#36 is really an authentic wine bar... and we've picked Il Goccetto as a stand in for the few wine bars we think rate as having some sense of authenticity. Because we've blogged about Il Goccetto before (early in October plus it's in Rome the Second Time), what follows is a repeat of the earlier blog (and a few suggestions for other wine bars at the end). And we'll give the address this time (in case you're chalking up your Top 40 list): via dei Banchi Vecchi, 14; open lunch time and after 7:30 p.m. - not on Sundays (or lunch Mondays) - not far from Campo de' Fiori.
There are wine bars and there are wine bars. As noted in Rome the Second Time, we've been entranced by Il Goccetto ("the little drop") since we first discovered it for ourselves,--no mean feat, since it had no sign (it now has a tiny one above the door), no outdoor space (unless you count the steps and sidewalk), and a small, dark interior not easily visible from the street. (And, we're sorry our friends who call it "smokey bar" haven't been back since the Rome smoking ban.)

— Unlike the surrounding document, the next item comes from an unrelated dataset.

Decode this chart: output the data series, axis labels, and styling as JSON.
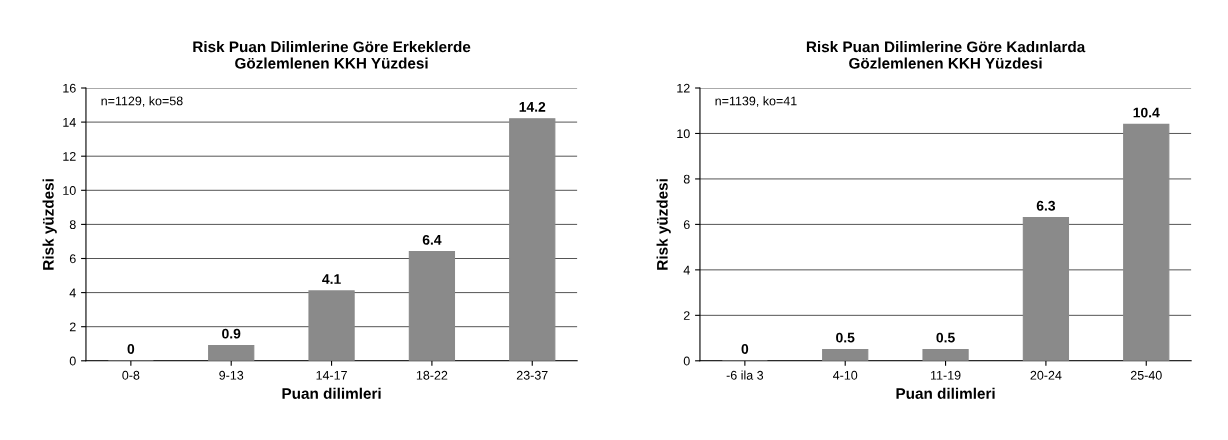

But it turns out we aren't the only ones in thrall to this unassuming wine bar not far from the overrun Campo de' Fiori. Princeton professor Leonard Barkin spent a year in the late 1980s in Rome, virtually alone at first, then gradually adding groups of friends, almost all centered around the appreciation of fine wine. And, he turns out to be the most expert of them all (at least according to his retelling of that year in his book: Satyr Square: A Year, a Life in Rome [2006]). Yet he also ends his year at, of all places, the unassuming Il Goccetto.
We couldn't be more different from Barkin. The last thing we are is oenophiles (wine experts - I had to look it up to spell it), and, we're never alone looking for friends in the wine and food business. Nor do we live to cook and eat, the way Barkin seems to. Through most of his book, I couldn't imagine Barkin and us sharing anything in Rome (except maybe his fling with Charles Bukowski's books and his taking different walking routes from Piazza dei Satiri to the Vatican library--those I liked).

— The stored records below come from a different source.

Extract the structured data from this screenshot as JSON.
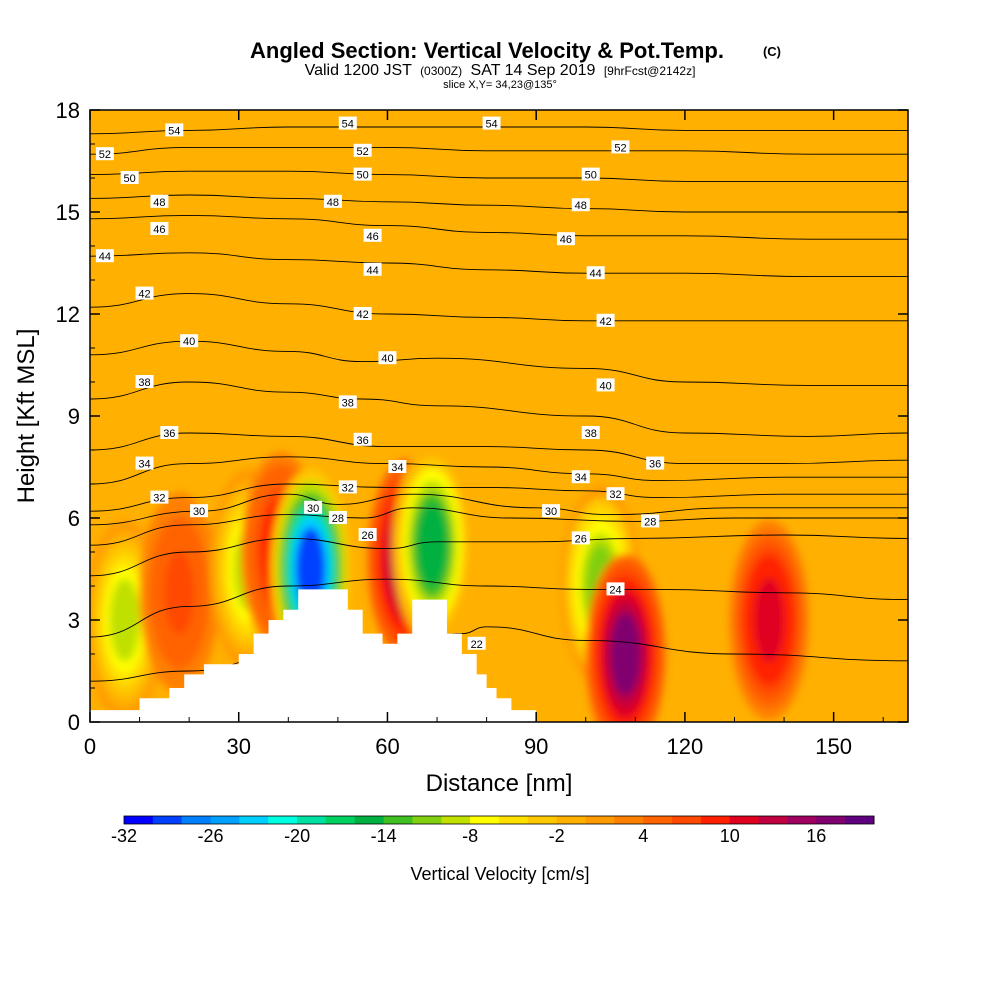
{
  "chart_data": {
    "type": "heatmap",
    "title": "Angled Section: Vertical Velocity & Pot.Temp.",
    "title_unit": "(C)",
    "subtitle": {
      "prefix": "Valid 1200 JST",
      "utc": "(0300Z)",
      "date": "SAT 14 Sep 2019",
      "forecast": "[9hrFcst@2142z]"
    },
    "slice_label": "slice X,Y= 34,23@135°",
    "xlabel": "Distance [nm]",
    "ylabel": "Height [Kft MSL]",
    "xlim": [
      0,
      165
    ],
    "ylim": [
      0,
      18
    ],
    "x_ticks": [
      "0",
      "30",
      "60",
      "90",
      "120",
      "150"
    ],
    "y_ticks": [
      "0",
      "3",
      "6",
      "9",
      "12",
      "15",
      "18"
    ],
    "colorbar": {
      "label": "Vertical Velocity [cm/s]",
      "tick_labels": [
        "-32",
        "-26",
        "-20",
        "-14",
        "-8",
        "-2",
        "4",
        "10",
        "16"
      ],
      "colors": [
        "#0000ff",
        "#0040ff",
        "#0080ff",
        "#00a0ff",
        "#00d0ff",
        "#00ffe0",
        "#00e0a0",
        "#00d060",
        "#00b040",
        "#40c020",
        "#80d010",
        "#c0e000",
        "#ffff00",
        "#ffe000",
        "#ffc800",
        "#ffb000",
        "#ff9a00",
        "#ff8000",
        "#ff6400",
        "#ff4800",
        "#ff2000",
        "#e00020",
        "#c00040",
        "#a00060",
        "#800070",
        "#600080"
      ]
    },
    "background_color": "#ffb000",
    "updraft_cores": [
      {
        "x": 7,
        "y": 3.0,
        "value": -9
      },
      {
        "x": 18,
        "y": 3.8,
        "value": 6
      },
      {
        "x": 32,
        "y": 4.5,
        "value": -10
      },
      {
        "x": 38.5,
        "y": 5.0,
        "value": 9
      },
      {
        "x": 44.5,
        "y": 4.5,
        "value": -30
      },
      {
        "x": 64,
        "y": 4.8,
        "value": 14
      },
      {
        "x": 69,
        "y": 5.2,
        "value": -16
      },
      {
        "x": 103,
        "y": 4.0,
        "value": -12
      },
      {
        "x": 108,
        "y": 2.0,
        "value": 16
      },
      {
        "x": 137,
        "y": 3.0,
        "value": 11
      }
    ],
    "terrain": [
      {
        "x": 0,
        "y": 0.35
      },
      {
        "x": 10,
        "y": 0.35
      },
      {
        "x": 10,
        "y": 0.7
      },
      {
        "x": 16,
        "y": 0.7
      },
      {
        "x": 16,
        "y": 1.0
      },
      {
        "x": 19,
        "y": 1.0
      },
      {
        "x": 19,
        "y": 1.4
      },
      {
        "x": 23,
        "y": 1.4
      },
      {
        "x": 23,
        "y": 1.7
      },
      {
        "x": 30,
        "y": 1.7
      },
      {
        "x": 30,
        "y": 2.0
      },
      {
        "x": 33,
        "y": 2.0
      },
      {
        "x": 33,
        "y": 2.6
      },
      {
        "x": 36,
        "y": 2.6
      },
      {
        "x": 36,
        "y": 3.0
      },
      {
        "x": 39,
        "y": 3.0
      },
      {
        "x": 39,
        "y": 3.3
      },
      {
        "x": 42,
        "y": 3.3
      },
      {
        "x": 42,
        "y": 3.9
      },
      {
        "x": 52,
        "y": 3.9
      },
      {
        "x": 52,
        "y": 3.3
      },
      {
        "x": 55,
        "y": 3.3
      },
      {
        "x": 55,
        "y": 2.6
      },
      {
        "x": 59,
        "y": 2.6
      },
      {
        "x": 59,
        "y": 2.3
      },
      {
        "x": 62,
        "y": 2.3
      },
      {
        "x": 62,
        "y": 2.6
      },
      {
        "x": 65,
        "y": 2.6
      },
      {
        "x": 65,
        "y": 3.6
      },
      {
        "x": 72,
        "y": 3.6
      },
      {
        "x": 72,
        "y": 2.6
      },
      {
        "x": 75,
        "y": 2.6
      },
      {
        "x": 75,
        "y": 2.0
      },
      {
        "x": 78,
        "y": 2.0
      },
      {
        "x": 78,
        "y": 1.4
      },
      {
        "x": 80,
        "y": 1.4
      },
      {
        "x": 80,
        "y": 1.0
      },
      {
        "x": 82,
        "y": 1.0
      },
      {
        "x": 82,
        "y": 0.7
      },
      {
        "x": 85,
        "y": 0.7
      },
      {
        "x": 85,
        "y": 0.35
      },
      {
        "x": 90,
        "y": 0.35
      },
      {
        "x": 90,
        "y": 0.0
      }
    ],
    "isentropes": [
      {
        "theta": "22",
        "pts": [
          [
            0,
            1.2
          ],
          [
            20,
            1.5
          ],
          [
            40,
            2.0
          ],
          [
            60,
            2.2
          ],
          [
            75,
            2.6
          ],
          [
            80,
            2.8
          ],
          [
            100,
            2.4
          ],
          [
            130,
            2.0
          ],
          [
            165,
            1.8
          ]
        ]
      },
      {
        "theta": "24",
        "pts": [
          [
            0,
            2.5
          ],
          [
            20,
            3.4
          ],
          [
            40,
            4.0
          ],
          [
            60,
            4.2
          ],
          [
            80,
            4.0
          ],
          [
            100,
            3.9
          ],
          [
            115,
            3.9
          ],
          [
            140,
            3.8
          ],
          [
            165,
            3.6
          ]
        ]
      },
      {
        "theta": "26",
        "pts": [
          [
            0,
            4.3
          ],
          [
            20,
            5.0
          ],
          [
            40,
            5.4
          ],
          [
            60,
            5.1
          ],
          [
            70,
            5.3
          ],
          [
            90,
            5.3
          ],
          [
            110,
            5.4
          ],
          [
            140,
            5.5
          ],
          [
            165,
            5.4
          ]
        ]
      },
      {
        "theta": "28",
        "pts": [
          [
            0,
            5.2
          ],
          [
            20,
            5.8
          ],
          [
            40,
            6.1
          ],
          [
            55,
            6.0
          ],
          [
            65,
            6.3
          ],
          [
            85,
            6.0
          ],
          [
            110,
            5.9
          ],
          [
            130,
            6.0
          ],
          [
            165,
            6.0
          ]
        ]
      },
      {
        "theta": "30",
        "pts": [
          [
            0,
            5.8
          ],
          [
            22,
            6.2
          ],
          [
            40,
            6.7
          ],
          [
            50,
            6.4
          ],
          [
            65,
            6.7
          ],
          [
            90,
            6.3
          ],
          [
            105,
            6.1
          ],
          [
            130,
            6.3
          ],
          [
            165,
            6.3
          ]
        ]
      },
      {
        "theta": "32",
        "pts": [
          [
            0,
            6.2
          ],
          [
            20,
            6.6
          ],
          [
            40,
            7.0
          ],
          [
            60,
            6.9
          ],
          [
            80,
            6.9
          ],
          [
            100,
            6.8
          ],
          [
            115,
            6.6
          ],
          [
            140,
            6.7
          ],
          [
            165,
            6.7
          ]
        ]
      },
      {
        "theta": "34",
        "pts": [
          [
            0,
            7.0
          ],
          [
            20,
            7.6
          ],
          [
            40,
            7.8
          ],
          [
            60,
            7.6
          ],
          [
            80,
            7.5
          ],
          [
            100,
            7.3
          ],
          [
            115,
            7.1
          ],
          [
            140,
            7.2
          ],
          [
            165,
            7.2
          ]
        ]
      },
      {
        "theta": "36",
        "pts": [
          [
            0,
            8.0
          ],
          [
            20,
            8.5
          ],
          [
            40,
            8.4
          ],
          [
            60,
            8.1
          ],
          [
            80,
            8.1
          ],
          [
            100,
            8.0
          ],
          [
            120,
            7.6
          ],
          [
            140,
            7.6
          ],
          [
            165,
            7.7
          ]
        ]
      },
      {
        "theta": "38",
        "pts": [
          [
            0,
            9.5
          ],
          [
            20,
            10.0
          ],
          [
            40,
            9.7
          ],
          [
            55,
            9.5
          ],
          [
            70,
            9.3
          ],
          [
            100,
            9.0
          ],
          [
            120,
            8.5
          ],
          [
            145,
            8.4
          ],
          [
            165,
            8.5
          ]
        ]
      },
      {
        "theta": "40",
        "pts": [
          [
            0,
            10.8
          ],
          [
            20,
            11.2
          ],
          [
            40,
            10.9
          ],
          [
            55,
            10.6
          ],
          [
            70,
            10.7
          ],
          [
            100,
            10.4
          ],
          [
            120,
            10.0
          ],
          [
            145,
            9.9
          ],
          [
            165,
            9.9
          ]
        ]
      },
      {
        "theta": "42",
        "pts": [
          [
            0,
            12.2
          ],
          [
            20,
            12.6
          ],
          [
            40,
            12.3
          ],
          [
            60,
            12.0
          ],
          [
            80,
            11.9
          ],
          [
            100,
            11.8
          ],
          [
            120,
            11.8
          ],
          [
            145,
            11.8
          ],
          [
            165,
            11.8
          ]
        ]
      },
      {
        "theta": "44",
        "pts": [
          [
            0,
            13.7
          ],
          [
            20,
            13.8
          ],
          [
            40,
            13.6
          ],
          [
            60,
            13.5
          ],
          [
            80,
            13.3
          ],
          [
            100,
            13.2
          ],
          [
            120,
            13.2
          ],
          [
            145,
            13.1
          ],
          [
            165,
            13.1
          ]
        ]
      },
      {
        "theta": "46",
        "pts": [
          [
            0,
            14.8
          ],
          [
            20,
            14.9
          ],
          [
            40,
            14.8
          ],
          [
            60,
            14.6
          ],
          [
            80,
            14.4
          ],
          [
            100,
            14.3
          ],
          [
            120,
            14.3
          ],
          [
            145,
            14.2
          ],
          [
            165,
            14.2
          ]
        ]
      },
      {
        "theta": "48",
        "pts": [
          [
            0,
            15.4
          ],
          [
            20,
            15.5
          ],
          [
            40,
            15.4
          ],
          [
            60,
            15.3
          ],
          [
            80,
            15.2
          ],
          [
            100,
            15.1
          ],
          [
            120,
            15.0
          ],
          [
            145,
            15.0
          ],
          [
            165,
            15.0
          ]
        ]
      },
      {
        "theta": "50",
        "pts": [
          [
            0,
            16.1
          ],
          [
            20,
            16.2
          ],
          [
            40,
            16.2
          ],
          [
            60,
            16.1
          ],
          [
            80,
            16.0
          ],
          [
            100,
            16.0
          ],
          [
            120,
            15.9
          ],
          [
            145,
            15.9
          ],
          [
            165,
            15.9
          ]
        ]
      },
      {
        "theta": "52",
        "pts": [
          [
            0,
            16.7
          ],
          [
            20,
            16.9
          ],
          [
            40,
            16.9
          ],
          [
            60,
            16.9
          ],
          [
            80,
            16.8
          ],
          [
            100,
            16.8
          ],
          [
            120,
            16.8
          ],
          [
            145,
            16.7
          ],
          [
            165,
            16.7
          ]
        ]
      },
      {
        "theta": "54",
        "pts": [
          [
            0,
            17.3
          ],
          [
            20,
            17.4
          ],
          [
            40,
            17.5
          ],
          [
            60,
            17.5
          ],
          [
            80,
            17.5
          ],
          [
            100,
            17.5
          ],
          [
            120,
            17.4
          ],
          [
            145,
            17.4
          ],
          [
            165,
            17.4
          ]
        ]
      }
    ],
    "contour_labels": [
      {
        "text": "54",
        "x": 17,
        "y": 17.4
      },
      {
        "text": "54",
        "x": 52,
        "y": 17.6
      },
      {
        "text": "54",
        "x": 81,
        "y": 17.6
      },
      {
        "text": "52",
        "x": 3,
        "y": 16.7
      },
      {
        "text": "52",
        "x": 55,
        "y": 16.8
      },
      {
        "text": "52",
        "x": 107,
        "y": 16.9
      },
      {
        "text": "50",
        "x": 8,
        "y": 16.0
      },
      {
        "text": "50",
        "x": 55,
        "y": 16.1
      },
      {
        "text": "50",
        "x": 101,
        "y": 16.1
      },
      {
        "text": "48",
        "x": 14,
        "y": 15.3
      },
      {
        "text": "48",
        "x": 49,
        "y": 15.3
      },
      {
        "text": "48",
        "x": 99,
        "y": 15.2
      },
      {
        "text": "46",
        "x": 14,
        "y": 14.5
      },
      {
        "text": "46",
        "x": 57,
        "y": 14.3
      },
      {
        "text": "46",
        "x": 96,
        "y": 14.2
      },
      {
        "text": "44",
        "x": 3,
        "y": 13.7
      },
      {
        "text": "44",
        "x": 57,
        "y": 13.3
      },
      {
        "text": "44",
        "x": 102,
        "y": 13.2
      },
      {
        "text": "42",
        "x": 11,
        "y": 12.6
      },
      {
        "text": "42",
        "x": 55,
        "y": 12.0
      },
      {
        "text": "42",
        "x": 104,
        "y": 11.8
      },
      {
        "text": "40",
        "x": 20,
        "y": 11.2
      },
      {
        "text": "40",
        "x": 60,
        "y": 10.7
      },
      {
        "text": "40",
        "x": 104,
        "y": 9.9
      },
      {
        "text": "38",
        "x": 11,
        "y": 10.0
      },
      {
        "text": "38",
        "x": 52,
        "y": 9.4
      },
      {
        "text": "38",
        "x": 101,
        "y": 8.5
      },
      {
        "text": "36",
        "x": 16,
        "y": 8.5
      },
      {
        "text": "36",
        "x": 55,
        "y": 8.3
      },
      {
        "text": "36",
        "x": 114,
        "y": 7.6
      },
      {
        "text": "34",
        "x": 11,
        "y": 7.6
      },
      {
        "text": "34",
        "x": 62,
        "y": 7.5
      },
      {
        "text": "34",
        "x": 99,
        "y": 7.2
      },
      {
        "text": "32",
        "x": 14,
        "y": 6.6
      },
      {
        "text": "32",
        "x": 52,
        "y": 6.9
      },
      {
        "text": "32",
        "x": 106,
        "y": 6.7
      },
      {
        "text": "30",
        "x": 22,
        "y": 6.2
      },
      {
        "text": "30",
        "x": 45,
        "y": 6.3
      },
      {
        "text": "30",
        "x": 93,
        "y": 6.2
      },
      {
        "text": "28",
        "x": 50,
        "y": 6.0
      },
      {
        "text": "28",
        "x": 113,
        "y": 5.9
      },
      {
        "text": "26",
        "x": 56,
        "y": 5.5
      },
      {
        "text": "26",
        "x": 99,
        "y": 5.4
      },
      {
        "text": "24",
        "x": 106,
        "y": 3.9
      },
      {
        "text": "22",
        "x": 78,
        "y": 2.3
      }
    ]
  }
}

But at the very end of Satyr Square, he seems to set his high-falutin' oenophile friends aside and discovers Rome, and himself, at Il Goccetto. Here is his description:
- None of my now vast circle of wine acquaintances in Rome has ever mentioned Il Goccetto. I came upon it by mere chance....These are not the posh surroundings of Jeffrey's tastings or the slightly faded grandeur that surrounds Sandro's, but something a little more raffish, in a neighborhood where captains of industry and leatherworkers are shoulder to shoulder. In place of Clara, in place of Jeffrey, in place of Sandro, there is Sergetto--gentle, frisky, direct, occasionally fantastical. No formal tastings here, no professorial master of the revels who has come from across the sea to instruct us, just an ongoing seminar about Sangiovese and Nebbiolo, pecorino and mozzarella, as well as the dreadful inhumanity of those who support the Lazio soccer team against Roma.
You had me, Leonard, at (or finally at) "Il Goccetto." Dianne
Other wine bars of note: Al vino al vino (via dei Serpenti, 19 - up from the Coliseum), Taberna Recina (via Elvia Recina, 26 - a few blocks from San Giovanni in Laterano), and Trimani Il Wine Bar (via Cernaia, 37b - not too far from Termini), and uve e forme (via Padova, 6/8 - in the Piazza Bologna area).
1 comment:
Hi
Do you know if there are any wine bars that could give a wine tasting for an hour or so in English?